Die relatie is complex. Het is net een echte relatie. Het is niet alleen even iets regelen op de site, het is ook vertrouwen in je toekomst omdat je van je rechten gebruik kunt maken. Het gaat beide kanten op. DUO en ik. De overheid en ik. Snapt DUO me? Hebben ze het goede met me voor? Vertrouw ik ze? En, heb ik zelf ook controle over deze relatie?
De overheid heeft veel impact op ieders leven. Wij, DUO, zijn een van die overheden.
Hoe kunnen we als overheid een zinvolle, begripvolle verbinding hebben met burgers? Ik gebruik in mijn onderzoek het woord begripvol: want ik heb geleerd dat mensen verwachten dat de overheid begrip voor hen heeft. Links hebben we de overheid. DUO in mijn geval. En rechts, hebben we de burger.
Burgers, ja, we noemen ze gebruikers, klanten, studenten, maar dat zijn natuurlijk gewoon mensen, ik vertelde het net al. De overheid, die is tegenwoordig steeds vaker een computer.
Afgelopen januari gaf de directeur generaal van DUO, Hans Schutte een interview op de Big Improvement Day in Den Haag. En hij vertelde dit…
(Bij DUO kunnen studenten 24/7 studiefinanciering aanvragen. Nergens anders ter wereld kan dat. We zijn ver met de digitale transformatie.)
In Trouw, najaar 2019, was de Nationale Ombudsman iets kritischer over deze digitalisering. “De overheid is een machine geworden,” zei hij. “Er zijn door de overheid systemen gebouwd die niet het goede doen.”
Die machine, die grote computer, en alles wat daarbij hoort: registers, veiligheidslagen, portalen, applicaties, websites, data, etc, etc… die zijn gebouwd door de overheid, door mensen. Ambtenaren die werken bij de overheid, die in 2020 vooral digitaal is.
In het werk van Bestuurskundigen Mark Bovens en Stavros Zouridis komt de term ‘systeem-level-bureaucraat’ terug. Zij zijn niet alleen uitvoerders, maar medebeleidsmakers.
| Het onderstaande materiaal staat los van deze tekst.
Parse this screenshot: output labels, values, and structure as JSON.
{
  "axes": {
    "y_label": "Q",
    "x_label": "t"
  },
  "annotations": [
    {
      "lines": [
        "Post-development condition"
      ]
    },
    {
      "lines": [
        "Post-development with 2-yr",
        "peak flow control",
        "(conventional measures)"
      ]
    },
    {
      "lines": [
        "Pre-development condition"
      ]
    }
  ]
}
“Het zijn met name de systeemontwerpers, beleidsjuristen en automatiseringsexperts die te beschouwen zijn als de nieuwe equivalenten van de oude street-level-bureaucraten. Deze systeem-level-bureaucraten maken voortdurend keuzes: welke definities worden gehanteerd, hoe worden vage termen ingevuld, welke processen worden op welke manier ingericht en met elkaar verbonden? Daarmee zijn ze, net als eertijds de street-level-bureaucraten, geen dociele beleidsuitvoerders maar beleidsmakers.”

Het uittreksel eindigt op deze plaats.